In 1982, a committe he chaired held hearings on abortion, after which his office issued a press release titled “Senator Schmitz and His Committee Survive Attack of the Bulldykes.” It described pro-choice supporters as “a sea of hard, Jewish and (arguably) female faces.” Feminist Attorney Gloria Allred, a wife and mother who had testified at the hearings, sued for $10,000,000 for defamation. In settlement Schmitz was forced to pay $20,000 and issue a statement that read in part, “I apologize to Gloria Allred and to all others who may have been wrongly characterized … I have never considered her to be … a slick, butch lawyeress.”
The same year he announced his candidacy for the US Senate, he stood at a podium with Yasir Arafat by his side. Surveying the room of reporters, he snarled, “Hello all you commies.”
But the man who saw conspiracies everywhere, who was an equal opportunity bigot, and who decried America’s moral decrepitude, had, himself, a skeleton in the closet. It came to light in a curious way. An Orange County child abuse case in 1982 concerned a thirteen-month-old infant who was discovered with hair so tightly wound around his penis that the organ had nearly been severed. The baby was placed in protective custody, and the court demanded that the father step forward. It turned out to be none other than John G. Schmitz, now again a state Senator, paterfamilias of five children and, er, two others with his German mistress, once his student at Santa Ana. It marked the end of Schmitz’s political career (although he did attempt to run for Congress once more). The charges against the mother were eventually dropped and the infant restored to her care. But it was never explained what was going on with the hair-wound penis. One historian has suggested that it was a “mysterious sex – or probably anti-sex ritual … as if a chastity device.” Schmitz, feisty as ever, remarked, “I ought to get the Right to Life man-of-the-year award for this.”
In a scandal that broke years later, Mary Kay LeTourneau, the notorious Seattle schoolteacher who bore two babies with a young teenage student, turned out to be Schmitz’s daughter. Her boy lover, a Samoan, was said to be mature for his years; perhaps he had been reading that arch-liberal Margaret Mead on his own customs. “Can’t you understand that this is not a story about me,” an unrepentant LeTourneau told George magazine. “It’s a story of two remarkable men.” Those would be her thirteen-year-old student and her domineering father, both of whom LeTourneau loved beyond reason. Schmitz researched the Samoan treaty to see if there was something in it that could save her from prison. There wasn’t.
As the LeTourneau case played out in the national media, the Schmitz household was revealed to have been a chilly place, often under siege due to John’s latest atrocious remark. Mary Kay and her brother would sometimes play German marching music out the window to drown out angry demonstrators. Schmitz’s wife Mary was said by Mary Kay to be an unaffectionate mother who stressed personal appearance, counseling her daughter to always wear lipstick and even toenail polish. Mary was a vocal ally of Phyllis Schlafly, and appeared on TV to denounce the ERA. She stuck with her man to the end.

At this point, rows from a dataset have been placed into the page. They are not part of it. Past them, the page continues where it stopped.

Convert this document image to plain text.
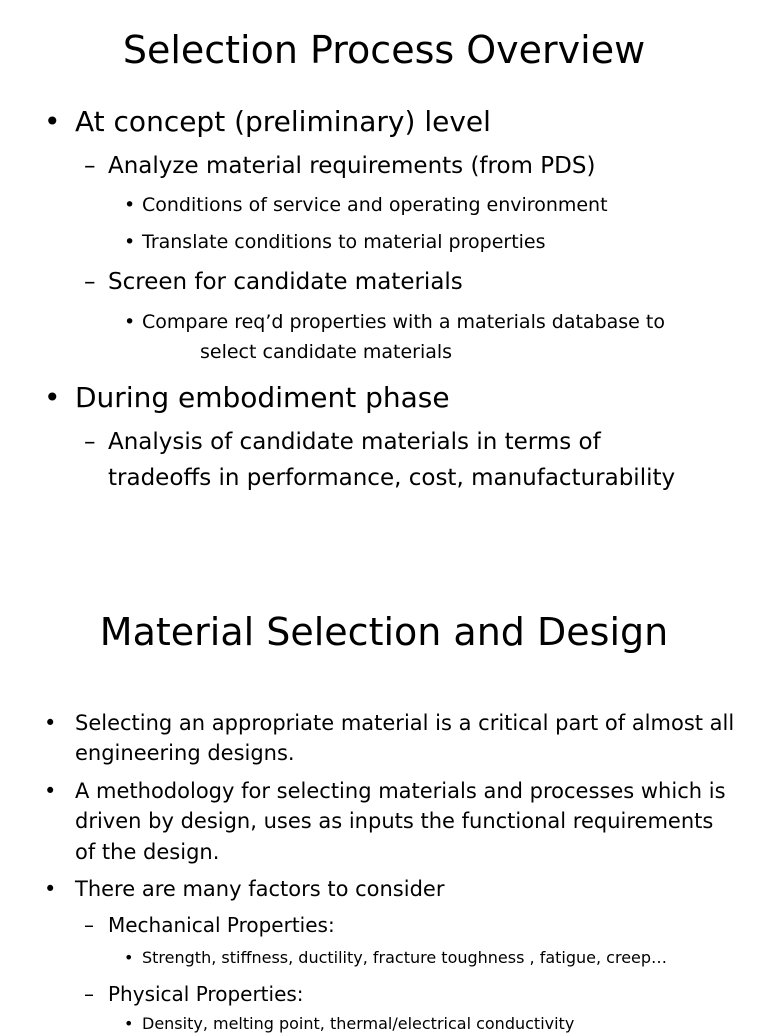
Selection Process Overview
• At concept (preliminary) level
– Analyze material requirements (from PDS)
• Conditions of service and operating environment
• Translate conditions to material properties
– Screen for candidate materials
• Compare req’d properties with a materials database to
select candidate materials
• During embodiment phase
– Analysis of candidate materials in terms of
tradeoffs in performance, cost, manufacturability
Material Selection and Design
• Selecting an appropriate material is a critical part of almost all
engineering designs.
• A methodology for selecting materials and processes which is
driven by design, uses as inputs the functional requirements
of the design.
• There are many factors to consider
– Mechanical Properties:
• Strength, stiffness, ductility, fracture toughness , fatigue, creep…
– Physical Properties:
• Density, melting point, thermal/electrical conductivity
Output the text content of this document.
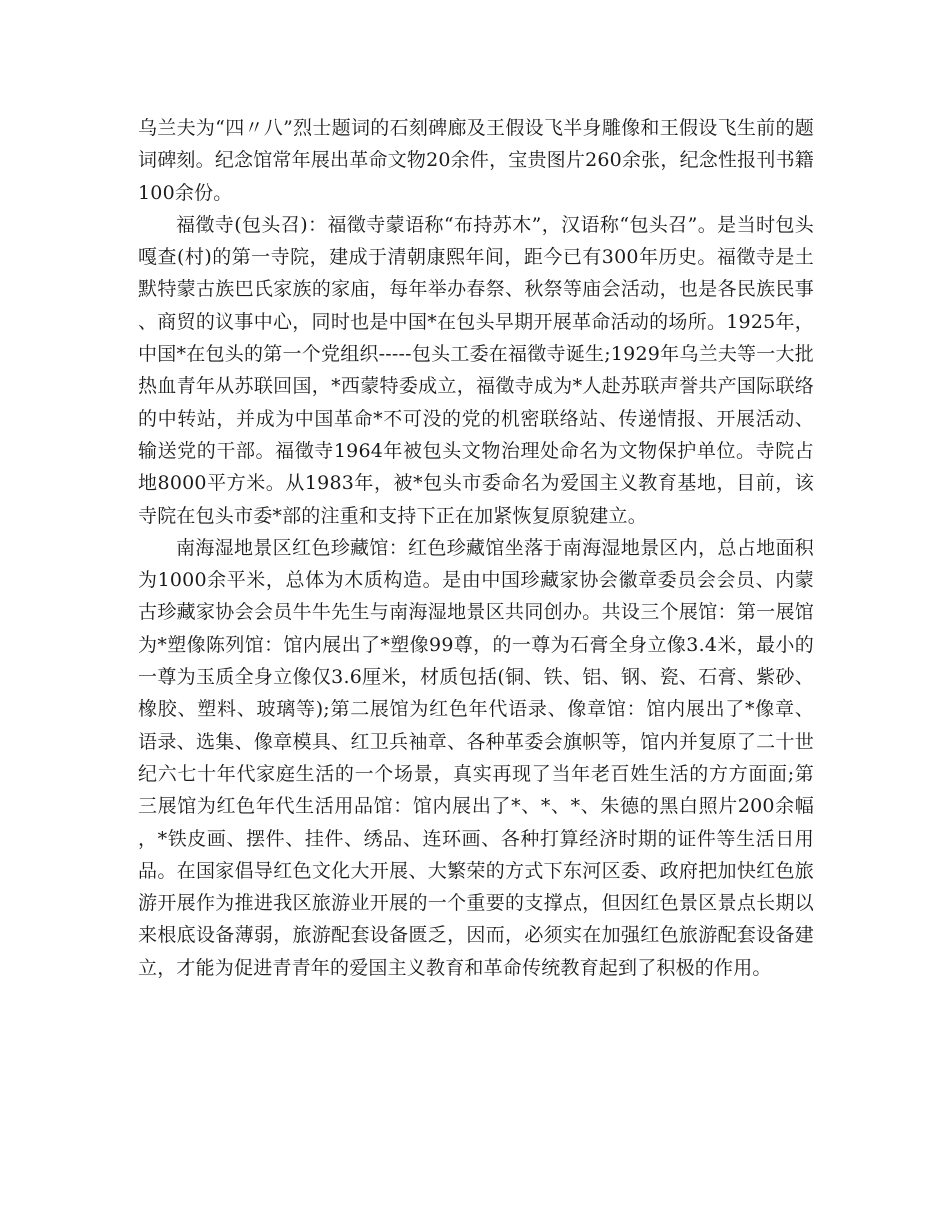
乌兰夫为“四〃八”烈士题词的石刻碑廊及王假设飞半身雕像和王假设飞生前的题词碑刻。纪念馆常年展出革命文物20余件，宝贵图片260余张，纪念性报刊书籍100余份。

福徵寺(包头召)：福徵寺蒙语称“布持苏木”，汉语称“包头召”。是当时包头嘎查(村)的第一寺院，建成于清朝康熙年间，距今已有300年历史。福徵寺是土默特蒙古族巴氏家族的家庙，每年举办春祭、秋祭等庙会活动，也是各民族民事、商贸的议事中心，同时也是中国*在包头早期开展革命活动的场所。1925年，中国*在包头的第一个党组织-----包头工委在福徵寺诞生;1929年乌兰夫等一大批热血青年从苏联回国，*西蒙特委成立，福徵寺成为*人赴苏联声誉共产国际联络的中转站，并成为中国革命*不可没的党的机密联络站、传递情报、开展活动、输送党的干部。福徵寺1964年被包头文物治理处命名为文物保护单位。寺院占地8000平方米。从1983年，被*包头市委命名为爱国主义教育基地，目前，该寺院在包头市委*部的注重和支持下正在加紧恢复原貌建立。

南海湿地景区红色珍藏馆：红色珍藏馆坐落于南海湿地景区内，总占地面积为1000余平米，总体为木质构造。是由中国珍藏家协会徽章委员会会员、内蒙古珍藏家协会会员牛牛先生与南海湿地景区共同创办。共设三个展馆：第一展馆为*塑像陈列馆：馆内展出了*塑像99尊，的一尊为石膏全身立像3.4米，最小的一尊为玉质全身立像仅3.6厘米，材质包括(铜、铁、铝、钢、瓷、石膏、紫砂、橡胶、塑料、玻璃等);第二展馆为红色年代语录、像章馆：馆内展出了*像章、语录、选集、像章模具、红卫兵袖章、各种革委会旗帜等，馆内并复原了二十世纪六七十年代家庭生活的一个场景，真实再现了当年老百姓生活的方方面面;第三展馆为红色年代生活用品馆：馆内展出了*、*、*、朱德的黑白照片200余幅，*铁皮画、摆件、挂件、绣品、连环画、各种打算经济时期的证件等生活日用品。在国家倡导红色文化大开展、大繁荣的方式下东河区委、政府把加快红色旅游开展作为推进我区旅游业开展的一个重要的支撑点，但因红色景区景点长期以来根底设备薄弱，旅游配套设备匮乏，因而，必须实在加强红色旅游配套设备建立，才能为促进青青年的爱国主义教育和革命传统教育起到了积极的作用。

After dropping out of politics, Schmitz went back to indoctrinating the youth of California and pretty much stayed out of sight except for a brief bid for Congress in 1984, in which he was defeated by “B1” Bob Dornan. When the LeTourneau scandal erupted in 1994 he had retired from academia and was discovered working at a souvenir stand at Washington DC’s Union Station. He had purchased the home of his hero, McCarthy. “I don’t talk to reporters any more,” were his unwitty and last recorded words for a public hungry for the thoughts of a fallen paragon.